The Prostate Cancer Foundation of Australia and Cancer Council Australia have released new draft guidelines for health professionals on PSA testing. They’re now open for consultation, so may still change before they’re finalised.
We know that the PSA test isn’t perfect and that prostate cancer diagnosis is nowhere near where it should be. These draft guidelines don’t change that. And they don’t recommend nationwide screening. But they do give doctors in Australia the kind of clarity around best practice for PSA testing (in men with no symptoms of prostate cancer). And that is something we want doctors and men in the UK to have.
So what is it that doctors Down Under should soon be clear on?
For a start, Australian doctors have now been given clear guidance on repeated PSA tests – which doctors here don’t have. The draft Australian guidelines recommend that men between 50 and 69 years old, who are interested in regular testing for prostate cancer, and have talked through the pros and cons of this with their doctor, should be offered repeat PSA tests every two years.
The guidelines also give doctors a best course of action for looking after men at higher than average risk of prostate cancer (Black men and men with a family history of prostate cancer). If men in this category want to be tested for prostate cancer, they can start having PSA tests from age 45.

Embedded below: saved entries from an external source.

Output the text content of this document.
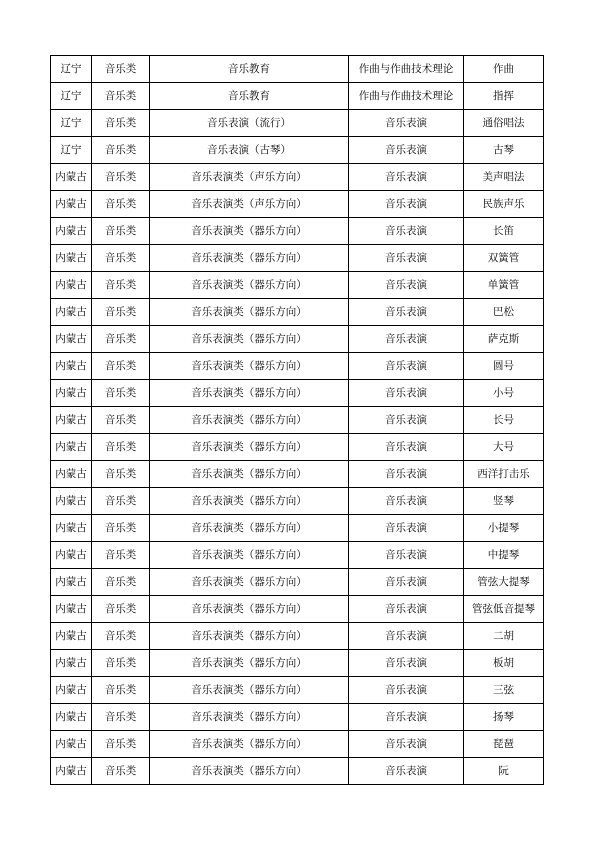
辽宁	音乐类	音乐教育	作曲与作曲技术理论	作曲
辽宁	音乐类	音乐教育	作曲与作曲技术理论	指挥
辽宁	音乐类	音乐表演（流行）	音乐表演	通俗唱法
辽宁	音乐类	音乐表演（古琴）	音乐表演	古琴
内蒙古	音乐类	音乐表演类（声乐方向）	音乐表演	美声唱法
内蒙古	音乐类	音乐表演类（声乐方向）	音乐表演	民族声乐
内蒙古	音乐类	音乐表演类（器乐方向）	音乐表演	长笛
内蒙古	音乐类	音乐表演类（器乐方向）	音乐表演	双簧管
内蒙古	音乐类	音乐表演类（器乐方向）	音乐表演	单簧管
内蒙古	音乐类	音乐表演类（器乐方向）	音乐表演	巴松
内蒙古	音乐类	音乐表演类（器乐方向）	音乐表演	萨克斯
内蒙古	音乐类	音乐表演类（器乐方向）	音乐表演	圆号
内蒙古	音乐类	音乐表演类（器乐方向）	音乐表演	小号
内蒙古	音乐类	音乐表演类（器乐方向）	音乐表演	长号
内蒙古	音乐类	音乐表演类（器乐方向）	音乐表演	大号
内蒙古	音乐类	音乐表演类（器乐方向）	音乐表演	西洋打击乐
内蒙古	音乐类	音乐表演类（器乐方向）	音乐表演	竖琴
内蒙古	音乐类	音乐表演类（器乐方向）	音乐表演	小提琴
内蒙古	音乐类	音乐表演类（器乐方向）	音乐表演	中提琴
内蒙古	音乐类	音乐表演类（器乐方向）	音乐表演	管弦大提琴
内蒙古	音乐类	音乐表演类（器乐方向）	音乐表演	管弦低音提琴
内蒙古	音乐类	音乐表演类（器乐方向）	音乐表演	二胡
内蒙古	音乐类	音乐表演类（器乐方向）	音乐表演	板胡
内蒙古	音乐类	音乐表演类（器乐方向）	音乐表演	三弦
内蒙古	音乐类	音乐表演类（器乐方向）	音乐表演	扬琴
内蒙古	音乐类	音乐表演类（器乐方向）	音乐表演	琵琶
内蒙古	音乐类	音乐表演类（器乐方向）	音乐表演	阮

What the guidelines have to say about digital rectal examinations (DRE) is also interesting. They say that DRE shouldn’t be a routine part of first-line testing for prostate cancer by GPs if men have no symptoms. It’s still recommended, but only to be carried out by specialist clinicians for men who are referred for biopsy. This is different in the UK, where the guidance for GPs assumes they will also carry out a DRE, but isn’t very clear on best practice.
The Prostate Cancer Foundation of Australia and Cancer Council Australia have also come to a point on the highly controversial question of using a man’s first PSA test for comparison in these guidelines. They say that although men should be able to have repeat PSA tests, the first test should not be used as a comparison (or baseline) to see how much PSA levels have changed over time.
This has been a sticking point for prostate cancer policy makers around the world recently, with more back and forth than the Wimbledon Final about whether it would be beneficial or not. So far, there have been no straight answers coming out of the UK. And it’s time that changed. That’s why we’re going to be leading a project in early 2015, with the help of health professionals and other experts, to develop a clinical consensus on that very question.
We aren’t saying that we want the Australian recommendations to be implemented in the UK – it’ll take us a bit of time to know what would be best practice here. But we are saying it’s great that these new draft guidelines show it’s possible take some of the uncertainty out of PSA testing for both men and doctors. If the final guidelines stay looking as the draft does now, men in Australia will soon know exactly what to expect when they go to their doctor to ask for a PSA test. Men in the UK deserve the same certainty.
So it’s good news that the UK National Screening Committee is planning to update the Prostate Cancer Risk Management Programme (PCRMP), which tells UK GPs what to do when a man asks for a PSA test. As they do, we’ll be pushing for it to equip men and GPs to make an informed choice about whether to have a PSA test and, if so, how often – Australian style.